"MOST EVERY SCENE WAS WRITTEN WITH DISCOVERY...": BLOOD RED SUMMER'S ERYK PRUITT
Eryk Pruitt has returned to Jess Keeler, his podcaster heroine from Something Bad Wrong, for Blood Red Summer. Auditioning for a TV show, she looks into both a rash of sniper killings and murder of a couple of bootleggers in 1984. The story also connects with a newspaperman and deputy involved in the cases at that time. The Hard Word interrogated Eryk about the book, his approach to it, and southern crime.
Scott Montgomery: What made you decide to continue with Jess Keeler in another book?
ERYK PRUITT: SBW was based on my experiences as an investigative reporter producing my own eight-part podcast of an unsolved local murder called THE LONG DANCE. After that was released, people were always asking if I would produce another one. I looked into some local unsolved crimes, but could get no interest from any of the money people because the crimes involved what they deemed "a criminal underclass." They were looking for a story about another missing white woman, which is what most people with money think "crime" is. Also, since this story involved a criminal organization which still exists, there was an element of danger for anyone investigating. For those reasons and more, I shelved my research, but was always thinking about how to turn it into an interesting fiction story. When Thomas & Mercer offered me money for a follow-up with Jess Keeler, I jumped at the chance.
S.M.: This is a story with several characters that bounces between two timelines. How did you keep it all together and coherent?
E.P.: I had a good grasp of what happened and why, so all I really needed to do was decide who was telling it and "when." Most every scene was written with discovery in both timelines, so I just had to decide which one was most interesting and how to tell it. That's why it takes me so long to write is because I write everything from every possible angle so that the DNA of the story is so carefully woven into my own and I can tell it from the POV of a random passerby in another timeline and then I just choose which one is the most interesting.

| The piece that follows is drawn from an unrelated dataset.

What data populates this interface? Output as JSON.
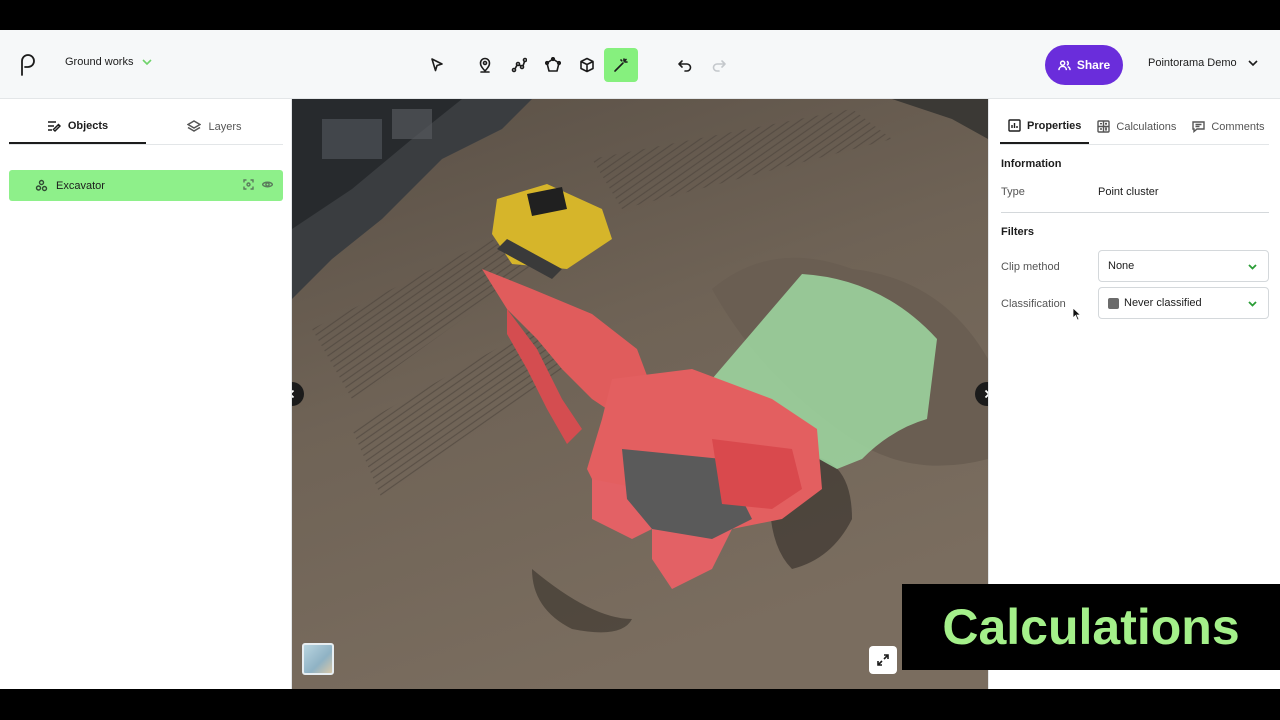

S.M.: I dug the fact that you had a newspaperman, Hal Broadstreet, in the 1984 section who works with Jess across time in a way. What did you want to explore about the two different forms of journalism?

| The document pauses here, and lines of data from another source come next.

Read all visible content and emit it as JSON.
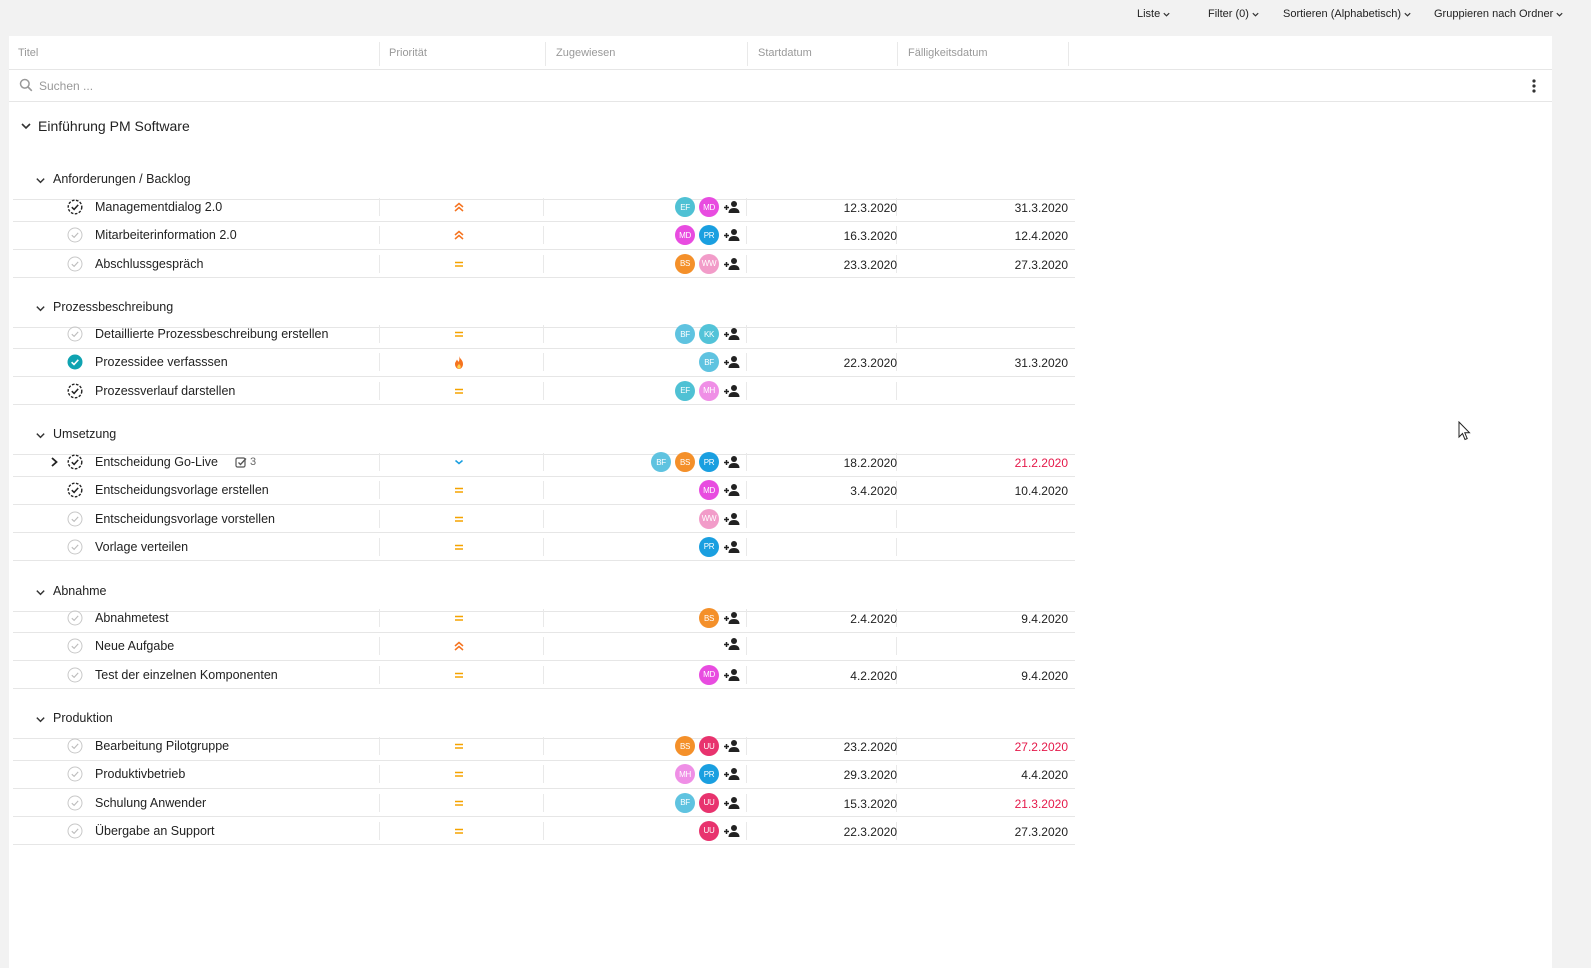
{
  "toolbar": {
    "view": "Liste",
    "filter": "Filter (0)",
    "sort": "Sortieren (Alphabetisch)",
    "group": "Gruppieren nach Ordner"
  },
  "columns": {
    "title": "Titel",
    "priority": "Priorität",
    "assigned": "Zugewiesen",
    "start": "Startdatum",
    "due": "Fälligkeitsdatum"
  },
  "search": {
    "placeholder": "Suchen ..."
  },
  "project": {
    "title": "Einführung PM Software"
  },
  "colors": {
    "overdue": "#e5194a",
    "priority_high": "#f5731f",
    "priority_normal": "#f5a300",
    "priority_low": "#1a9fe0",
    "check_done": "#0fa3b1"
  },
  "avatars": {
    "EF": "#4fc1d4",
    "MD": "#e84ce0",
    "PR": "#1a9fe0",
    "BS": "#f4902a",
    "WW": "#f29cc9",
    "BF": "#5fc3e0",
    "KK": "#53c3d8",
    "MH": "#ef8fe6",
    "UU": "#e8336e"
  },
  "groups": [
    {
      "name": "Anforderungen / Backlog",
      "tasks": [
        {
          "title": "Managementdialog 2.0",
          "status": "in-progress",
          "priority": "high",
          "assignees": [
            "EF",
            "MD"
          ],
          "start": "12.3.2020",
          "due": "31.3.2020",
          "overdue": false
        },
        {
          "title": "Mitarbeiterinformation 2.0",
          "status": "open",
          "priority": "high",
          "assignees": [
            "MD",
            "PR"
          ],
          "start": "16.3.2020",
          "due": "12.4.2020",
          "overdue": false
        },
        {
          "title": "Abschlussgespräch",
          "status": "open",
          "priority": "normal",
          "assignees": [
            "BS",
            "WW"
          ],
          "start": "23.3.2020",
          "due": "27.3.2020",
          "overdue": false
        }
      ]
    },
    {
      "name": "Prozessbeschreibung",
      "tasks": [
        {
          "title": "Detaillierte  Prozessbeschreibung erstellen",
          "status": "open",
          "priority": "normal",
          "assignees": [
            "BF",
            "KK"
          ],
          "start": "",
          "due": "",
          "overdue": false
        },
        {
          "title": "Prozessidee verfasssen",
          "status": "done",
          "priority": "urgent",
          "assignees": [
            "BF"
          ],
          "start": "22.3.2020",
          "due": "31.3.2020",
          "overdue": false
        },
        {
          "title": "Prozessverlauf darstellen",
          "status": "in-progress",
          "priority": "normal",
          "assignees": [
            "EF",
            "MH"
          ],
          "start": "",
          "due": "",
          "overdue": false
        }
      ]
    },
    {
      "name": "Umsetzung",
      "tasks": [
        {
          "title": "Entscheidung Go-Live",
          "status": "in-progress",
          "priority": "low",
          "assignees": [
            "BF",
            "BS",
            "PR"
          ],
          "start": "18.2.2020",
          "due": "21.2.2020",
          "overdue": true,
          "expandable": true,
          "subtasks": "3"
        },
        {
          "title": "Entscheidungsvorlage erstellen",
          "status": "in-progress",
          "priority": "normal",
          "assignees": [
            "MD"
          ],
          "start": "3.4.2020",
          "due": "10.4.2020",
          "overdue": false
        },
        {
          "title": "Entscheidungsvorlage vorstellen",
          "status": "open",
          "priority": "normal",
          "assignees": [
            "WW"
          ],
          "start": "",
          "due": "",
          "overdue": false
        },
        {
          "title": "Vorlage verteilen",
          "status": "open",
          "priority": "normal",
          "assignees": [
            "PR"
          ],
          "start": "",
          "due": "",
          "overdue": false
        }
      ]
    },
    {
      "name": "Abnahme",
      "tasks": [
        {
          "title": "Abnahmetest",
          "status": "open",
          "priority": "normal",
          "assignees": [
            "BS"
          ],
          "start": "2.4.2020",
          "due": "9.4.2020",
          "overdue": false
        },
        {
          "title": "Neue Aufgabe",
          "status": "open",
          "priority": "high",
          "assignees": [],
          "start": "",
          "due": "",
          "overdue": false
        },
        {
          "title": "Test der einzelnen Komponenten",
          "status": "open",
          "priority": "normal",
          "assignees": [
            "MD"
          ],
          "start": "4.2.2020",
          "due": "9.4.2020",
          "overdue": false
        }
      ]
    },
    {
      "name": "Produktion",
      "tasks": [
        {
          "title": "Bearbeitung Pilotgruppe",
          "status": "open",
          "priority": "normal",
          "assignees": [
            "BS",
            "UU"
          ],
          "start": "23.2.2020",
          "due": "27.2.2020",
          "overdue": true
        },
        {
          "title": "Produktivbetrieb",
          "status": "open",
          "priority": "normal",
          "assignees": [
            "MH",
            "PR"
          ],
          "start": "29.3.2020",
          "due": "4.4.2020",
          "overdue": false
        },
        {
          "title": "Schulung Anwender",
          "status": "open",
          "priority": "normal",
          "assignees": [
            "BF",
            "UU"
          ],
          "start": "15.3.2020",
          "due": "21.3.2020",
          "overdue": true
        },
        {
          "title": "Übergabe an Support",
          "status": "open",
          "priority": "normal",
          "assignees": [
            "UU"
          ],
          "start": "22.3.2020",
          "due": "27.3.2020",
          "overdue": false
        }
      ]
    }
  ]
}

E.P.: Most of my research is done by digging through old newspaper archives. I've come to really enjoy reading how journalism has changed over time. 1984 was a big year in journalism because a lot of cities with two or more newspapers were downsizing to one paper due to the rise of cable TV news. As advertising etc dried up, many newspapers were losing staff and being forced to make hard decisions. Also, the bigger papers were often working in tandem with police to ensure they had access, which means they let a lot of things slide. A lot of reporting read like police press releases. So I wanted to dip my toe in that.
S.M.: What do you enjoy about going between the two timelines?
E.P.: I really like letting the audience in on something that the main character in a present timeline may or may not ever learn. That level of frustration is fun to foist upon the audience. It's fun to let them see something that happens in the past, then in the very next scene, the present day investigator comes soooooo close to finding out what the audience already knows but then juuuuuuust misses it due to happenstance.
S.M.: With authors like yourself, S,A, Sosby, and Ace Atkins, Southern Crime fiction is continuing to grow. What do you think plays into the appeal?
E.P.: I think audiences have always been into crime fiction. From Poe to Agatha Christie, to Truman Capote, to James Patterson and Jeffrey Deaver and now this little batch of firecrackers we got popping....People like crime. The only thing is figuring out what they classify as "crime" and bringing them around to your definition. Crime to a lot of people is a husband killing his wife or maybe The Staircase or OJ Simpson or some shit. I like to dig around for the underlying reasons for crime and have that discussion.
S.M.: If you couldn't write, what other art form would you pursue.?
E.P.: I would make a kickass safecracker.